SINGAPORE: Asia's naphtha crack ended the month at nearly 7-year low of $5.47 a tonne on the back of a persistent glut that had turned spot prices of open-specification into discounts.
Taiwan's Formosa Petrochemical, also Asia's top naphtha importer, bought about 100,000 tonnes of light fuel with at least 77pc paraffin content for July arrival at Mailiao at discounts within the range of $3 tonne to $4 a tonne to its own price formula on a cost-and-freight (C&F) basis.
This was in sharp contrast to the premiums of between $5 and $6 it had paid on April 29 for cargoes arriving in first-half June.
This was also the lowest price Formosa has paid since Dec. 13.
South Korea's YNCC had already paid discount for open-specification naphtha on May 23.
Prices of other grades of naphtha including full-range and heavy full-range are still holding in premium levels.
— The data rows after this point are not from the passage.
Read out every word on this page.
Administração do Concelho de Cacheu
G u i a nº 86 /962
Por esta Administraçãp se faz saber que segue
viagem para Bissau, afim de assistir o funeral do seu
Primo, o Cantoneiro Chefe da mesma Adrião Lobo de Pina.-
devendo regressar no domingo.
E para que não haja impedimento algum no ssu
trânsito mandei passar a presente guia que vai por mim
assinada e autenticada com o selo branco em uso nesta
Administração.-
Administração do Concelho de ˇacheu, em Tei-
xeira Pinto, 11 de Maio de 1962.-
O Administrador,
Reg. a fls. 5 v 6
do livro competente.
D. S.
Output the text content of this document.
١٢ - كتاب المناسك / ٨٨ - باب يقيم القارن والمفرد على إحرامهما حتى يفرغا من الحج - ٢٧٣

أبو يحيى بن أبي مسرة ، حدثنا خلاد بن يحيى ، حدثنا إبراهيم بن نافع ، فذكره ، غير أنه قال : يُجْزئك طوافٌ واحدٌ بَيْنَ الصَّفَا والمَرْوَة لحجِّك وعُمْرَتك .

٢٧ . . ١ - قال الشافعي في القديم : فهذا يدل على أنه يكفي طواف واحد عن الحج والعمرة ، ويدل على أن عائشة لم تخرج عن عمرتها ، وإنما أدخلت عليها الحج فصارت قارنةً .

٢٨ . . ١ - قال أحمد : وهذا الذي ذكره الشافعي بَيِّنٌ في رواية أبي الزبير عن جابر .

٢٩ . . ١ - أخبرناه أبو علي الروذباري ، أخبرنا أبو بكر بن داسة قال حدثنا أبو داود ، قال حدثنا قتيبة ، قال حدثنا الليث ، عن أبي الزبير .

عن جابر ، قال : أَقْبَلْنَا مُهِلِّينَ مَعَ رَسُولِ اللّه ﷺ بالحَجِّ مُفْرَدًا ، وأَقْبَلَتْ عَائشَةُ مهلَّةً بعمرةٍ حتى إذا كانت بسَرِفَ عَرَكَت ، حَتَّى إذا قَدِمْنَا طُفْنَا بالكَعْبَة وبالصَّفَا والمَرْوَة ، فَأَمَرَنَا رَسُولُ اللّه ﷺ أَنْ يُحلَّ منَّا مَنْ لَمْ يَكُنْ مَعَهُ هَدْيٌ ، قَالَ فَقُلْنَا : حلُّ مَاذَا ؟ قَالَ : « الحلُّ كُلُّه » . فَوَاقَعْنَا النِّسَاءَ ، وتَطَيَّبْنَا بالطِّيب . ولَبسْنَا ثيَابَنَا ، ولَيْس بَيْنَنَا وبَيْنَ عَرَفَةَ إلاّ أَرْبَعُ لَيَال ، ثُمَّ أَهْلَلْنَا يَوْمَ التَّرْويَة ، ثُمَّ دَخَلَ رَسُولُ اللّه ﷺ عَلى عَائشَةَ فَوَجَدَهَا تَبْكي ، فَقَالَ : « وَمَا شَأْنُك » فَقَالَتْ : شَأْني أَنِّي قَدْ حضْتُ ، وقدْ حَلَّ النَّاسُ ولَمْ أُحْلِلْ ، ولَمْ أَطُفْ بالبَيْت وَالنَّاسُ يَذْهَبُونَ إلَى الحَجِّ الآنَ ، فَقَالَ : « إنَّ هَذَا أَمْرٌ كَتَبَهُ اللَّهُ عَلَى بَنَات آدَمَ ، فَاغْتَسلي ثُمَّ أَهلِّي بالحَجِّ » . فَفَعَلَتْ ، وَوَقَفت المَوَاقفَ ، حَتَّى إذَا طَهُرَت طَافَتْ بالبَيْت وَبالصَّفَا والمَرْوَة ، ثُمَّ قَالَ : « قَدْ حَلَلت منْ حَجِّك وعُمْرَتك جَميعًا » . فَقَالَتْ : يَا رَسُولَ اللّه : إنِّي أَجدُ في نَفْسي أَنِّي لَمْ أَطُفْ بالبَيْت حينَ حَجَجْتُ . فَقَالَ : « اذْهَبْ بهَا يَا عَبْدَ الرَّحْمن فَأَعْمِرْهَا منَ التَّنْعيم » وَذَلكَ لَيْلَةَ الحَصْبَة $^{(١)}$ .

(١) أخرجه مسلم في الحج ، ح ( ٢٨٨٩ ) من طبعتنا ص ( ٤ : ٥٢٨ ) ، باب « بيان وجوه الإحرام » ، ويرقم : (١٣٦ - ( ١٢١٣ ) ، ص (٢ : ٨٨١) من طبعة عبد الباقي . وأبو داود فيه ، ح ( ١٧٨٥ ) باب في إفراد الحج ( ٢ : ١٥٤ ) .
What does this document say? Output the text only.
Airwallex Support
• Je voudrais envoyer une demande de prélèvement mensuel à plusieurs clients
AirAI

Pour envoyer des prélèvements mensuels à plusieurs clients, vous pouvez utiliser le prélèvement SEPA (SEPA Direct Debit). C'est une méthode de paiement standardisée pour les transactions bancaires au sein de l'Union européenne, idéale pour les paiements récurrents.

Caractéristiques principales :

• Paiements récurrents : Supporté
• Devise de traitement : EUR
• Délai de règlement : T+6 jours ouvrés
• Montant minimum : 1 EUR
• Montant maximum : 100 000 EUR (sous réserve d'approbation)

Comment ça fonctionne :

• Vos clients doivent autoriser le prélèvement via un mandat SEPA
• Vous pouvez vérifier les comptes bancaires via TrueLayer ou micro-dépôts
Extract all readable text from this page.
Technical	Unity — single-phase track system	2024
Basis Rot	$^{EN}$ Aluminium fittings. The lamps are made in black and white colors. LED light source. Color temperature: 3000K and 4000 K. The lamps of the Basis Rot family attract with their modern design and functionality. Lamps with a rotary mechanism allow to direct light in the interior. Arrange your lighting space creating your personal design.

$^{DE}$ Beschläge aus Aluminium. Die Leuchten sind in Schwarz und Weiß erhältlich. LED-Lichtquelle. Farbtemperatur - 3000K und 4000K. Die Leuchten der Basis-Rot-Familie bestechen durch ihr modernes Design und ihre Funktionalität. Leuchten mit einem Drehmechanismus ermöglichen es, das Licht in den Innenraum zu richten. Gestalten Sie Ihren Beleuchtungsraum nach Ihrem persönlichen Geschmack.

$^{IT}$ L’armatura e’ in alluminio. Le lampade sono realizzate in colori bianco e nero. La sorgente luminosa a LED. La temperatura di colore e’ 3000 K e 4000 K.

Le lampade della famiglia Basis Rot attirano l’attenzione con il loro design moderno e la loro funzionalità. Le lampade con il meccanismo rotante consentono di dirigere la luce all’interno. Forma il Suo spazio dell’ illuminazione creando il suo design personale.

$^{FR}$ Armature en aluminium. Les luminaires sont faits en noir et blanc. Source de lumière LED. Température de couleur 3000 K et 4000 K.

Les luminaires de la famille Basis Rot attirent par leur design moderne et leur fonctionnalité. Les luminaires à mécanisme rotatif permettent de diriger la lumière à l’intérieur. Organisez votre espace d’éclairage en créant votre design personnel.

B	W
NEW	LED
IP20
But naphtha is the worse performing oil product for refiners at present in terms of margins.
TENDERS: India's BPCL sold 35,000 tonnes of naphtha for June 16-17 loading from Kochi to Glencore at premiums of about $8.50 a tonne to its own price formula on a free-on-board (FOB) basis.
BPCL had previously sold a cargo for May 15-16 loading, also to Glencore, but at a higher premium, industry sources said.
GASOLINE: Asia's gasoline crack remained positive, but was less than $1 a barrel as supplies were also building.
China's WEPEC offered up to 34,000 tonnes of gasoline for end-June loading from Dalian, coming in the same week where CNOOC and Hongrun were also offering to sell petrol for June.
Gasoline stocks in the US in the meantime rose by 2.2 million barrels, compared with analysts' expectations in a Reuters poll for a 528,000-barrel drop.